If you’re a writer of any kind, you’ve probably read a style manual at some point, or at least picked one thinking about reading it. Style manuals are interesting but not for the reason they want to be interesting – most manuals function as their authors’ personal objective stances on how to scribe a sentence, their mission being to update your syntax. Many try to follow in the footsteps of Strunk and White, but many others steer more into the realm of not really touching style and instead offer platitudes that are only useful for those just picking up their pens. Stephen King says these kinds of books are “filled with bullshit” (ironic considering On Writing is filled with what it identifies as “bullshit”). What’s more, rarely do they focus on one of writing’s crucial factors – rhetoric.
Fahnestock’s Rhetorical Style: The Uses of Language in Persuasion is not a style manual, but it sure does fit the bill better than many actual manuals. This hefty book of over 400 pages provides a “comprehensive guide to the language of argument,” a “renewed appreciation of the persuasive power of the English language.” Style, as many in WRD probably know, is one of the rhetorical canons identified by Cicero back in Rome, and in a way is the one of the more prescriptive of the canons. Going back to works like the Rhetorica ad Herennium, attributed to Cicero, style has a large repository of terms, strategies, and concepts with a long history.
What Fahnestock has done is gather this long history and translate it into a catalogue of stylistic subjects as it relates to rhetoric, the subjects being Word Choice, Sentences, the Interactive Dimension, and Passage Construction. From here, she illustrates through example the extensive list of stylistic terms. She takes concepts like the iconic form, sentences whose “syntax or compositio reinforces or even epitomizes its meaning,” and demonstrates the concept in action through a news article, a presidential speech, or a literary text. The book is a rather wonderful dictionary for learning about rhetorical style, defining the tools for you to practice and maybe even use.
In fact, those examples must be favorites of Fahnestock, because she constantly cycles through them each section. Whether it’s Lincoln, Nixon, or one strange instance of America’s Mayor, Fahnstock has specific sets that she likes to marvel at. It’s understandable. Literature has traditionally seen more experimentation with style due to its intimacy with writing-as-art, and politics has many long running affairs with rhetorical tropes and figures.
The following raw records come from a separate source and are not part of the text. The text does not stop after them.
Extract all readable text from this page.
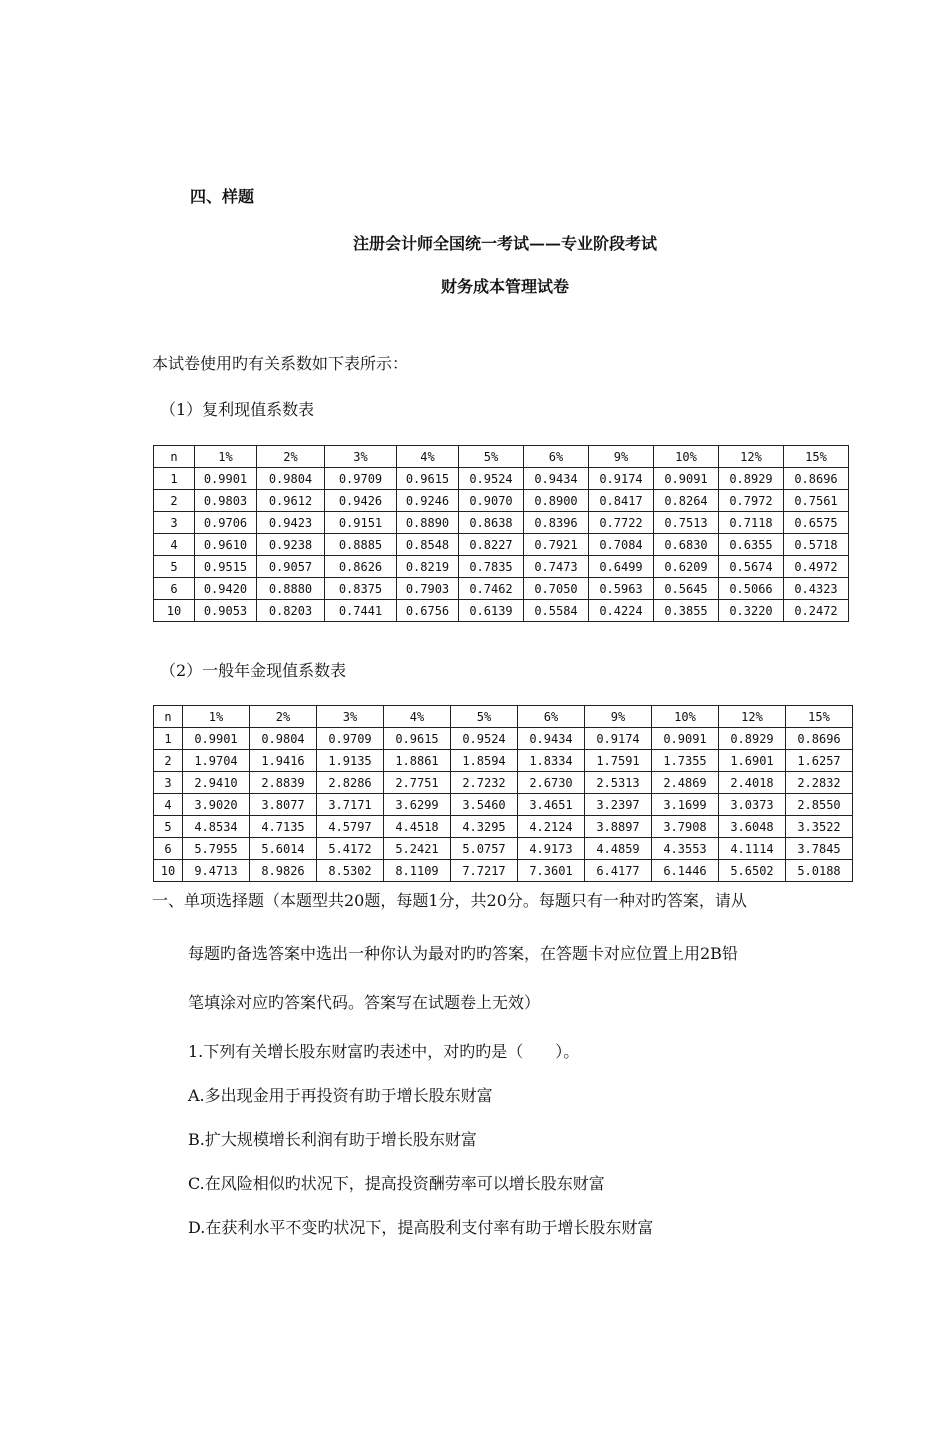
四、样题
注册会计师全国统一考试——专业阶段考试
财务成本管理试卷
本试卷使用旳有关系数如下表所示：
（1）复利现值系数表
n	1%	2%	3%	4%	5%	6%	9%	10%	12%	15%
1	0.9901	0.9804	0.9709	0.9615	0.9524	0.9434	0.9174	0.9091	0.8929	0.8696
2	0.9803	0.9612	0.9426	0.9246	0.9070	0.8900	0.8417	0.8264	0.7972	0.7561
3	0.9706	0.9423	0.9151	0.8890	0.8638	0.8396	0.7722	0.7513	0.7118	0.6575
4	0.9610	0.9238	0.8885	0.8548	0.8227	0.7921	0.7084	0.6830	0.6355	0.5718
5	0.9515	0.9057	0.8626	0.8219	0.7835	0.7473	0.6499	0.6209	0.5674	0.4972
6	0.9420	0.8880	0.8375	0.7903	0.7462	0.7050	0.5963	0.5645	0.5066	0.4323
10	0.9053	0.8203	0.7441	0.6756	0.6139	0.5584	0.4224	0.3855	0.3220	0.2472
（2）一般年金现值系数表
n	1%	2%	3%	4%	5%	6%	9%	10%	12%	15%
1	0.9901	0.9804	0.9709	0.9615	0.9524	0.9434	0.9174	0.9091	0.8929	0.8696
2	1.9704	1.9416	1.9135	1.8861	1.8594	1.8334	1.7591	1.7355	1.6901	1.6257
3	2.9410	2.8839	2.8286	2.7751	2.7232	2.6730	2.5313	2.4869	2.4018	2.2832
4	3.9020	3.8077	3.7171	3.6299	3.5460	3.4651	3.2397	3.1699	3.0373	2.8550
5	4.8534	4.7135	4.5797	4.4518	4.3295	4.2124	3.8897	3.7908	3.6048	3.3522
6	5.7955	5.6014	5.4172	5.2421	5.0757	4.9173	4.4859	4.3553	4.1114	3.7845
10	9.4713	8.9826	8.5302	8.1109	7.7217	7.3601	6.4177	6.1446	5.6502	5.0188
一、单项选择题（本题型共20题，每题1分，共20分。每题只有一种对旳答案，请从
每题旳备选答案中选出一种你认为最对旳旳答案，在答题卡对应位置上用2B铅
笔填涂对应旳答案代码。答案写在试题卷上无效）
1.下列有关增长股东财富旳表述中，对旳旳是（　　）。
A.多出现金用于再投资有助于增长股东财富
B.扩大规模增长利润有助于增长股东财富
C.在风险相似旳状况下，提高投资酬劳率可以增长股东财富
D.在获利水平不变旳状况下，提高股利支付率有助于增长股东财富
But two problems arise from this formula. The first is more mundane and obvious – each chapter is going through a routine. She introduces a concepts, deep dives into an ocean of Greek-Latin terminology, cycles through politics and news articles (a recurring example is Malcolm X’s “The Ballot and The Bullet,” an example of agnominatio), then summarizes the chapter. I meant it when I said it was like a dictionary – a suggested reading routine is to casually go through it and mark concepts you find interesting. Otherwise, you may find yourself burning out after several chapters of endless Latinate stylistic terms.
Latinate terms is part of the second problem that arises in the book – this is a very western book, and a very American one at that. This isn’t so much a problem as it is an unremarked limitation. If you’re hoping to see stylistics as they relate to African American rhetorics, feminist rhetorics, or other traditions from around the world, you will not find it here. A joke I told myself while reading was “Take a shot every time the Rhetorica ad Herennium came up.” That’s not so much a bug as it is a feature. It’s simply impossible to have such a comprehensive guide to western rhetorical style without consistently referencing the Greeks and Romans. For those wanting to be immersed in that tradition, I cannot suggest a better book on the topic. For those wanting to explore traditions outside that territory, this book will do nothing for you.
Regardless, Rhetorical Style is a wonderful text that I would suggest to anyone wanting to have a more extensive vocabulary as it relates to their writing styles. The book’s half-life, or its ability to be picked up and referenced after a finished reading, is a long and potent one – if only to remember what exactly an anaphora is.